追债的人缠着他,一如当初花澈在神州的时候被迫过的生活一样。

这人身上有很重的酒气。

花澈往后退了几步,保持一定安全距离。

“为什么来找我?”

“来看看害我变成今天这幅模样的贱东西,现在过成什么样?”

店长还是和以前一样,用来辱骂人的话从来都没有收敛。

花澈不适地皱了皱眉。

“如你所见,我过得特别好。我有一家自己的工作室,一群志同道合的好友,还有爱我的alpha。”

“你还满意吗?”

安藤仁显然被这话刺激到,声线都拔高了几分。

“你这被那么多人玩过的东西凭什么过得好?没人要的东西,只会发/情的oga能有什么用?”

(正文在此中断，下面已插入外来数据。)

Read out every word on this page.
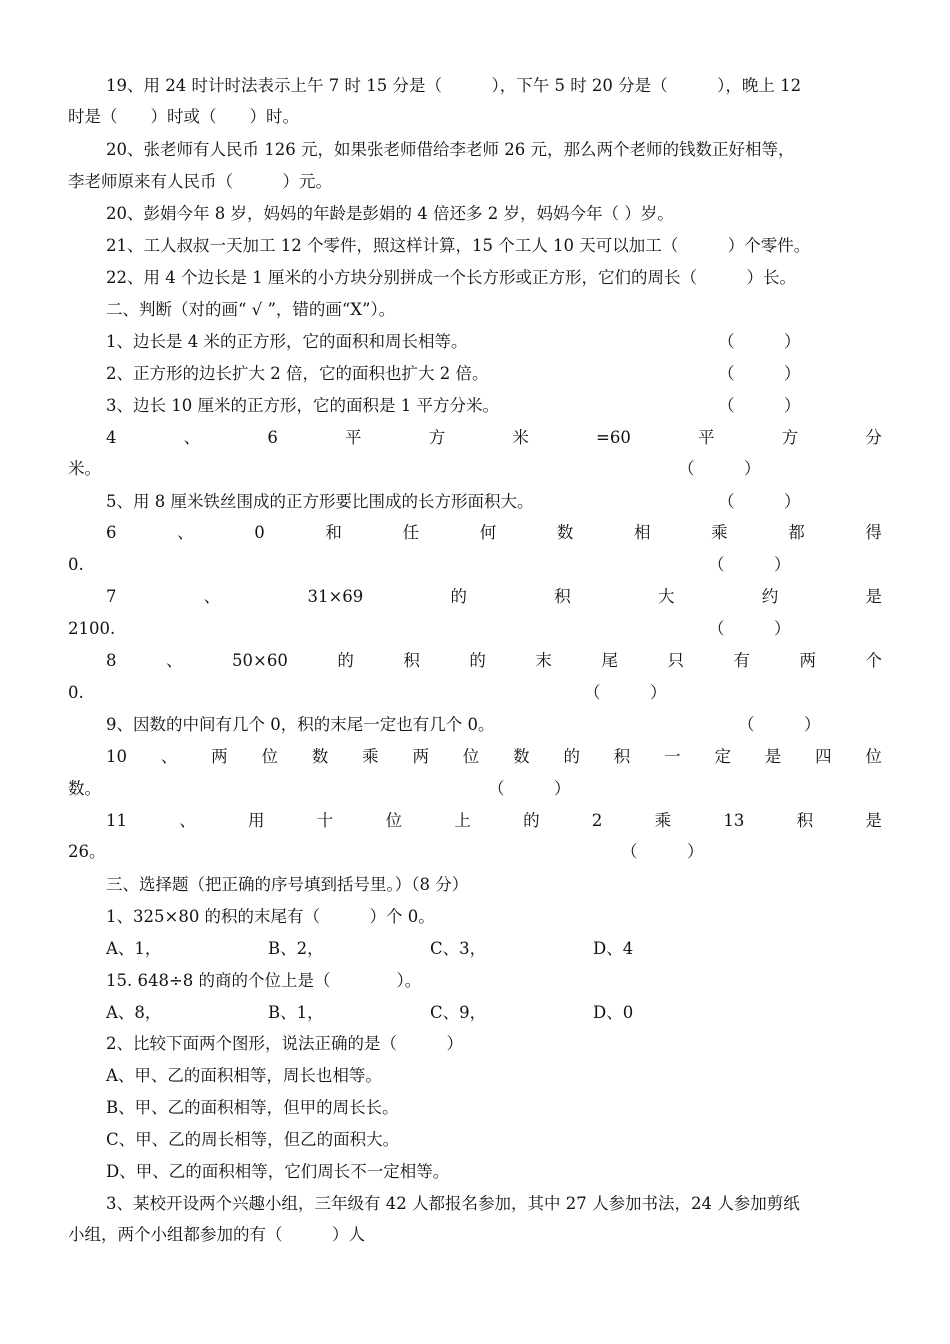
19、用 24 时计时法表示上午 7 时 15 分是（　　　），下午 5 时 20 分是（　　　），晚上 12
时是（　　）时或（　　）时。
20、张老师有人民币 126 元，如果张老师借给李老师 26 元，那么两个老师的钱数正好相等，
李老师原来有人民币（　　　）元。
20、彭娟今年 8 岁，妈妈的年龄是彭娟的 4 倍还多 2 岁，妈妈今年（ ）岁。
21、工人叔叔一天加工 12 个零件，照这样计算，15 个工人 10 天可以加工（　　　）个零件。
22、用 4 个边长是 1 厘米的小方块分别拼成一个长方形或正方形，它们的周长（　　　）长。
二、判断（对的画“ √ ”，错的画“X”）。
1、边长是 4 米的正方形，它的面积和周长相等。	（　　　）
2、正方形的边长扩大 2 倍，它的面积也扩大 2 倍。	（　　　）
3、边长 10 厘米的正方形，它的面积是 1 平方分米。	（　　　）
4	、	6	平	方	米	=60	平	方	分
米。	（　　　）
5、用 8 厘米铁丝围成的正方形要比围成的长方形面积大。	（　　　）
6	、	0	和	任	何	数	相	乘	都	得
0.	（　　　）
7	、	31×69	的	积	大	约	是
2100.	（　　　）
8	、	50×60	的	积	的	末	尾	只	有	两	个
0.	（　　　）
9、因数的中间有几个 0，积的末尾一定也有几个 0。	（　　　）
10 、 两 位 数 乘 两 位 数 的 积 一 定 是 四 位
数。	（　　　）
11	、	用	十	位	上	的	2	乘	13	积	是
26。	（　　　）
三、选择题（把正确的序号填到括号里。）（8 分）
1、325×80 的积的末尾有（　　　）个 0。
A、1，	B、2，	C、3，	D、4
15. 648÷8 的商的个位上是（　　　　）。
A、8，	B、1，	C、9，	D、0
2、比较下面两个图形，说法正确的是（　　　）
A、甲、乙的面积相等，周长也相等。
B、甲、乙的面积相等，但甲的周长长。
C、甲、乙的周长相等，但乙的面积大。
D、甲、乙的面积相等，它们周长不一定相等。
3、某校开设两个兴趣小组，三年级有 42 人都报名参加，其中 27 人参加书法，24 人参加剪纸
小组，两个小组都参加的有（　　　）人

他的双眼充血般猩红,说起话来脖间青筋突出,面目可憎。

“你,再说一遍?”

一开始后退了几步的花澈一股怒火上窜,竟往安藤仁的方向靠近了一步。

“呵……我说得少了吗?我说了多少年?从你来樱鹤没多久我就说起。”

“你不就是这样的人吗?没人要的东西,离开伶馆这么久了,你不也没把过去的经历告诉oga保护协会。”

一直以来没被报仇的店长笃定了花澈一定还是那个“黑户”,只是被人当宠物一样养着,依旧是不被国家、不被oga保护协会保护的“黑户”。